Dr. Ed Ehlinger likes to point out that it wasn't doctors, or medicine, that halted the scourge of cholera in 19th-century London. It was sewers.

After a deadly outbreak in 1854, Dr. John Snow traced the source of illness to a contaminated water pump. By building a sewer system, city officials helped put an end to cholera epidemics — and accomplished one of the earliest achievements in the field of public health.

Ehlinger, Minnesota's health commissioner, notes that today we have a different set of health scourges. And a desperate need for public health measures to tame them.
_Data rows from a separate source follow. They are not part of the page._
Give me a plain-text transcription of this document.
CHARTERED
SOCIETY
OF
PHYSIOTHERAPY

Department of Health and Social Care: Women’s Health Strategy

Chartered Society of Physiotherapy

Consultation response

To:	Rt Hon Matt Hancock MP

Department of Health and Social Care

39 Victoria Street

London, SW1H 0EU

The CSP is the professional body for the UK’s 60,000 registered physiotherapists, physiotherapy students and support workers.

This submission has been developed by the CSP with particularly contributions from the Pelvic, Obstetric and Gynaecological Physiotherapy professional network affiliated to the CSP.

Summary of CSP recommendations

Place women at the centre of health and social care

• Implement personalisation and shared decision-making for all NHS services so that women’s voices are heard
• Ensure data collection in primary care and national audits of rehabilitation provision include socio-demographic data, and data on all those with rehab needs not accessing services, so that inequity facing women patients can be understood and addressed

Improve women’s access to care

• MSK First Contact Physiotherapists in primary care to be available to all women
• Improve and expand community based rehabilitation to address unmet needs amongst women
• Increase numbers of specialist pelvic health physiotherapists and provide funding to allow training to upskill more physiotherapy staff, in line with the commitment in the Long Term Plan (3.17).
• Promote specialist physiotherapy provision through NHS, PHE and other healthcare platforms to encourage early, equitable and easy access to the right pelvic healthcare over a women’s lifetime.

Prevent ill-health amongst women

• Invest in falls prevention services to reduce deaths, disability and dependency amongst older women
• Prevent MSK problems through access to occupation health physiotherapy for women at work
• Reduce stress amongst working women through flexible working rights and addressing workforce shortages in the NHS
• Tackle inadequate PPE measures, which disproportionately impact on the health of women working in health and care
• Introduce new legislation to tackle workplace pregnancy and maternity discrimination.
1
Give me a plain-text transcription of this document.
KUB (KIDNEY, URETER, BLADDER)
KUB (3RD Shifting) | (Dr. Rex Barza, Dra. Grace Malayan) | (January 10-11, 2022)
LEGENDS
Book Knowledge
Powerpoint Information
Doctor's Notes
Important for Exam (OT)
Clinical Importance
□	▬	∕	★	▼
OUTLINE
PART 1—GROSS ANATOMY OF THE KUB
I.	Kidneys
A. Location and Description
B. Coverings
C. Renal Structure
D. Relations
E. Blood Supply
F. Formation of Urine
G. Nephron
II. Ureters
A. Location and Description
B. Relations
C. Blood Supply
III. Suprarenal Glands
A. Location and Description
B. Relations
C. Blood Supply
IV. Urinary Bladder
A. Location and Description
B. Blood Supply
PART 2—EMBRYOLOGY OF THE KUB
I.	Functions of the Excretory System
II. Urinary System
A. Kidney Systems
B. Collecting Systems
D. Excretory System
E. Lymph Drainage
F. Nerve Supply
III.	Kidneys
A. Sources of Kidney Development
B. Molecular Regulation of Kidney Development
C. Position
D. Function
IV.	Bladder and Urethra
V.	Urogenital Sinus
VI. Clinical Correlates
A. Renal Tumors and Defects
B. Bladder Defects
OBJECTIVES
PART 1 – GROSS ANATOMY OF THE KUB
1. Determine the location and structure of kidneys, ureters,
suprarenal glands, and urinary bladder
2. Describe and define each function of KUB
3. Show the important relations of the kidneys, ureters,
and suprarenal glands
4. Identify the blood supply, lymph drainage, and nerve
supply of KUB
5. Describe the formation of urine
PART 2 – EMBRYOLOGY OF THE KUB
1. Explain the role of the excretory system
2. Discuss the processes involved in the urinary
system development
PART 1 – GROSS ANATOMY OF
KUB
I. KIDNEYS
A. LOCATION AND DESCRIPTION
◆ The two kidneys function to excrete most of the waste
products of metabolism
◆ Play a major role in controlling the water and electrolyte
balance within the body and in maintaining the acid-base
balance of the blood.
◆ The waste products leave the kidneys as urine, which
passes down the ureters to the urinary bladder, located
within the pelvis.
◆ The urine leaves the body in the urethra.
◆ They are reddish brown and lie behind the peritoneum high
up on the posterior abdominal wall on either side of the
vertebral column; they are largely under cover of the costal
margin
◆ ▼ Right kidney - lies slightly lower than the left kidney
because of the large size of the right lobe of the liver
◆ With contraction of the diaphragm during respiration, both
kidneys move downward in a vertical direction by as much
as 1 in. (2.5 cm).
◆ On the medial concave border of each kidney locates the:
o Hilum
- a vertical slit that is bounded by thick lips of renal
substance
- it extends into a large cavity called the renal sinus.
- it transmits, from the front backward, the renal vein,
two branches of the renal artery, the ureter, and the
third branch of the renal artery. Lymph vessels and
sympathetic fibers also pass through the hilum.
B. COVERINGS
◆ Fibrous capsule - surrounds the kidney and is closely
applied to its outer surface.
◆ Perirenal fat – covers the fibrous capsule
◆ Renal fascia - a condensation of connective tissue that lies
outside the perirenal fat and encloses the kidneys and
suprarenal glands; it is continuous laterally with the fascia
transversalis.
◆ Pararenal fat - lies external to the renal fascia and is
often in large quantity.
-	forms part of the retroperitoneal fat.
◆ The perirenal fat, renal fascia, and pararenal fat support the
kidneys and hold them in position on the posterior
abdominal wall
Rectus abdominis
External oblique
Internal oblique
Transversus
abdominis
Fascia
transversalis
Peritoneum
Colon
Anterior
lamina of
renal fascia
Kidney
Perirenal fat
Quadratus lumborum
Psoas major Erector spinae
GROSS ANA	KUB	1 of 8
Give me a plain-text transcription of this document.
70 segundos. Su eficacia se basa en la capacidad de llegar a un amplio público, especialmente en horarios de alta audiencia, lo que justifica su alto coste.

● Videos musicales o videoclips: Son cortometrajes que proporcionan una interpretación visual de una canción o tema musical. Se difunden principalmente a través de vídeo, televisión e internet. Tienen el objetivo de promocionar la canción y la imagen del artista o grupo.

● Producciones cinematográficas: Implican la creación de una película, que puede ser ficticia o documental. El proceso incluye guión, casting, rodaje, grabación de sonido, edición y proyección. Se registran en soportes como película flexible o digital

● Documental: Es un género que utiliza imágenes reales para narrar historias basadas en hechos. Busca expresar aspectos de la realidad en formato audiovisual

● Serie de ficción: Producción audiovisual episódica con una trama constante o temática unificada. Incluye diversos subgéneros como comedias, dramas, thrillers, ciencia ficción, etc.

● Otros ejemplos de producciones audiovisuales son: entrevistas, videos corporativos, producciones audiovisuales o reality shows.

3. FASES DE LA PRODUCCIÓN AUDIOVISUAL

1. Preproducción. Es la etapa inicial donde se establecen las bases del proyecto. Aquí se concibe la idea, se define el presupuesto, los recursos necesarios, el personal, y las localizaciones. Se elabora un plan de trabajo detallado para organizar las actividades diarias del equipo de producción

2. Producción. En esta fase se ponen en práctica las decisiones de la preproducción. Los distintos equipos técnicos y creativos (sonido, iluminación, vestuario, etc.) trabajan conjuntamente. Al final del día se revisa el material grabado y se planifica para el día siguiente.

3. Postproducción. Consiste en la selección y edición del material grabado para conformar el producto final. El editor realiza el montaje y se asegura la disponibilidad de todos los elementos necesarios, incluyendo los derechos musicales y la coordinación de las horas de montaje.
Last week, Ehlinger made an impassioned case that spending a little more on prevention could save more lives than the best medical system in the world, and at far less cost. In a speech to a roomful of public health professionals in West St. Paul, he argued that there's a mismatch in how we spend our health dollars: the lion's share goes to doctors and hospitals to treat the sick; but only 3 to 4 percent goes for efforts to prevent the ailments that kill people prematurely, such as diabetes and heart disease.

"We spend more money by far than any other country," he said. "The only way we're going to control costs is to do [more] prevention."

Ehlinger admits that, by many measures, Minnesota is relatively healthy, with the lowest rate of childhood obesity (23 percent) and some of the highest life expectancies (78 years for men, 83 for women) in the country.

But the health rankings are starting to slide, while spending on prevention — to battle infant mortality, control outbreaks, promote healthy behaviors — has been on a nose-dive. Since 2007, Minnesota has dropped from 19th to 48th nationally in its public health funding, according to the United Health Foundation.

Now, Ehlinger argues, is the time to invest in keeping people healthy, especially with the coming "silver tsunami" of aging baby boomers. "This is going to overwhelm [us] unless we change our model and really start to focus on prevention."